Antonio e Carmine Zagaria

Ma l’espansione non si limita al territorio regionale. Il secondo fronte, infatti, è estero, da sempre caro al leader della struttura, l’ergastolano Michele Zagaria, detto “Capastorta”. Tra le destinazioni principali continua a figurare la Romania — dove, in nome del clan, aveva investito Nicola Inquieto, oggi sostituito da nuovi e più giovani “colletti bianchi” — e le Isole Canarie, in particolare Tenerife, dove da anni si sarebbero radicati Filippo Capaldo, nipote di Zagaria, e i suoi fratelli.

Si tratta di un’espansione economica alimentata dal denaro accumulato negli anni e ora fatto muovere attraverso imprenditori che hanno beneficiato, e continuano a beneficiare, di quello che Giuseppina Nappa, moglie del capoclan Francesco Schiavone Sandokan, ha definito – in uno dei recenti interrogatori resi ai magistrati della Dda di Napoli – come “lievito madre”: la forza mafiosa che garantisce capitali e sbaraglia ogni concorrenza, agevolando l’imprenditore colluso corrompendo o incutendo paura.

Riuscire a far emergere questa rete di investitori (che poi ridistribuisce al gruppo Zagaria parte degli utili) è probabilmente la parte investigativa più complessa. Perché chi la gestisce è sempre più attento a non lasciare tracce di contatti con soggetti notoriamente mafiosi (che potrebbero attirare l’attenzione degli investigatori), muovendosi invece attraverso intermediari su intermediari. Risalire all’origine malavitosa di questi business diventa quindi sempre più difficile.

Filippo Capaldo

Ma questo non scoraggia l’Antimafia, che continua a cercare di ricostruire il filo che lega l’imprenditore colluso al nocciolo del clan Zagaria, che oggi potrebbe contare anche sul ritorno in libertà di alcuni familiari storici di Capastorta. Carmine, Pasquale, Antonio ed Elvira Zagaria sono tornati in provincia di Caserta (la speranza, naturalmente, è che abbiano davvero reciso ogni legame con le logiche mafiose).

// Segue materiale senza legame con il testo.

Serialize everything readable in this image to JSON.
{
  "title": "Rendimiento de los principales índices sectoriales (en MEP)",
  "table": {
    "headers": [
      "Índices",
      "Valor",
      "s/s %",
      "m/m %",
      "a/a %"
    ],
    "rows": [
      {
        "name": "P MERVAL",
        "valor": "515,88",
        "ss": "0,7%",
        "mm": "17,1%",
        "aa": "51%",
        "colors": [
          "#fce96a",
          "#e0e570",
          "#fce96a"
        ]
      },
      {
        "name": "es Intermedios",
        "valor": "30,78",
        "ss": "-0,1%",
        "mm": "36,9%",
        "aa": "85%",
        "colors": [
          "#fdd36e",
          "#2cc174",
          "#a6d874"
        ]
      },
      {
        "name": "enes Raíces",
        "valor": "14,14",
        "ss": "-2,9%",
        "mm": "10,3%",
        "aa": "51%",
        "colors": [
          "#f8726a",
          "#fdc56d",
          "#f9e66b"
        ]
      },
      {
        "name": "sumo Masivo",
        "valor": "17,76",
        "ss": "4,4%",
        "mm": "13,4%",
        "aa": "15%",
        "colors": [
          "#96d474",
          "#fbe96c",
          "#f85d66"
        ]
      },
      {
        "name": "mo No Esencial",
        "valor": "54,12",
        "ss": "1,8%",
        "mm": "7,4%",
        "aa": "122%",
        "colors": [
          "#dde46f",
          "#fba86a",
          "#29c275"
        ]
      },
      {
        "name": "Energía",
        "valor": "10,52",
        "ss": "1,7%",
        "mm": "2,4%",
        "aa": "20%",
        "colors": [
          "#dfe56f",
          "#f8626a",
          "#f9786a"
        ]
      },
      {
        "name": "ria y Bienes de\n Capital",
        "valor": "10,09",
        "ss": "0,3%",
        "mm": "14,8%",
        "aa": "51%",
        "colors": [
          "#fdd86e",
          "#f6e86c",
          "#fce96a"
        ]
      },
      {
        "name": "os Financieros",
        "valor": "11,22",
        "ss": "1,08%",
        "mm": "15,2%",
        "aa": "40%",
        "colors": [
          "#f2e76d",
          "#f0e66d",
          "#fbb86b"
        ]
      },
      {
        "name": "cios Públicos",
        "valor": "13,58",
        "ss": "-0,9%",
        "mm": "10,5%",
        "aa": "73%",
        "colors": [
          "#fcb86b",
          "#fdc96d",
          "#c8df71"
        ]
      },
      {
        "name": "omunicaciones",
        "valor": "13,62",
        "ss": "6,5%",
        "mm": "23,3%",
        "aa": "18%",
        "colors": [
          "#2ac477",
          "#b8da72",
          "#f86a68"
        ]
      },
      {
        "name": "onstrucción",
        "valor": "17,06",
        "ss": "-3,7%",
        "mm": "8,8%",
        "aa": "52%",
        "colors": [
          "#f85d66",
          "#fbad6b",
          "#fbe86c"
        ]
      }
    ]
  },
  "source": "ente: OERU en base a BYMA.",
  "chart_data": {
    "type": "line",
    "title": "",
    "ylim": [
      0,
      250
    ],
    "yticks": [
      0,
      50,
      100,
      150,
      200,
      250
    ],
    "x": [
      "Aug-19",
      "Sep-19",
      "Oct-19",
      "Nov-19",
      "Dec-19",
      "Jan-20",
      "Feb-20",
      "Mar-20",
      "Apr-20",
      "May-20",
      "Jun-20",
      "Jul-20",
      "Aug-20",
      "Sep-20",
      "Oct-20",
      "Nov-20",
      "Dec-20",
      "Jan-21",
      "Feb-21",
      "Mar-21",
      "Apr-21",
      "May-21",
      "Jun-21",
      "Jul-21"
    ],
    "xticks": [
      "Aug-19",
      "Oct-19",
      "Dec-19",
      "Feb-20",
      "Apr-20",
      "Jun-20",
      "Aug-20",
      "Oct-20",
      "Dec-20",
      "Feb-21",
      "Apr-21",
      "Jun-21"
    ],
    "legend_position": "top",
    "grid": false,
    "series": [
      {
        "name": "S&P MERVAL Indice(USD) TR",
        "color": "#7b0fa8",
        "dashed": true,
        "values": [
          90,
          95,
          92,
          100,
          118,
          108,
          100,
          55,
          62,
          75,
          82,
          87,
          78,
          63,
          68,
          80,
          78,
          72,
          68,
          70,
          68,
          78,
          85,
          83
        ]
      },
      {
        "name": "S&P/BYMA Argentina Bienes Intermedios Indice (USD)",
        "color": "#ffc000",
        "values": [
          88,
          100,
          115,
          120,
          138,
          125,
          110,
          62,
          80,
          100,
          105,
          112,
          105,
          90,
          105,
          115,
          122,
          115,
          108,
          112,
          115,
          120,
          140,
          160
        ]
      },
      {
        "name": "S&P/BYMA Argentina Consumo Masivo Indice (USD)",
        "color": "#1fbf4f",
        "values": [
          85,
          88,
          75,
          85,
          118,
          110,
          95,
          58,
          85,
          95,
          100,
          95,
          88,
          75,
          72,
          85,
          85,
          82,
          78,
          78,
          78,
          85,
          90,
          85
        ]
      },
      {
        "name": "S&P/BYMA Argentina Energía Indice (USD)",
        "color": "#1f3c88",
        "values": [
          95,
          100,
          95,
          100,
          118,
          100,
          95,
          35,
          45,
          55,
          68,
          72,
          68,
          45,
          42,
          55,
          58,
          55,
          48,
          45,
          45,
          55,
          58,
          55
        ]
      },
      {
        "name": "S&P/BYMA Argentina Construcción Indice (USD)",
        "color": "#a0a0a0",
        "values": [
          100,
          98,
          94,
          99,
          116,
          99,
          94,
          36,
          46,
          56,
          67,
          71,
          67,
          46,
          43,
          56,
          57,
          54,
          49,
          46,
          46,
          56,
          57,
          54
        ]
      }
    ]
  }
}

Se la cosca originaria di Casapesenna continua a mantenere un profilo basso – anche se il recente ritrovamento di una mitraglietta in uno degli ex covi del boss Michele Zagaria lascia presagire che, all’occorrenza, anche lei, magari coinvolgendo manovalanza straniera (albanesi), sia pronta a farsi sentire – c’è invece chi, ultimamente, ha imboccato apertamente una strada diversa, fatta di stese, pestaggi e agguati, proiettandosi verso le dinamiche napoletane.

Uno scenario alimentato dalle scarcerazioni di soggetti che hanno scelto la via della violenza palese per riappropriarsi del potere criminale. Ci si riferisce soprattutto a Emanuele Libero Schiavone, figlio di Sandokan, che, appena tornato in libertà dopo undici anni di carcere, aveva ingaggiato uno scontro armato con un’ala del gruppo Bidognetti per conquistare il controllo del mercato della droga (il giovane, lo scorso anno, è stato nuovamente arrestato e riportato in cella). Ma, in linea di massima, l’organizzazione mafiosa con base nell’Agro aversano continua ad agire in silenzio, con la consueta strategia dell’infiltrazione, del controllo economico e dell’espansione sotto traccia.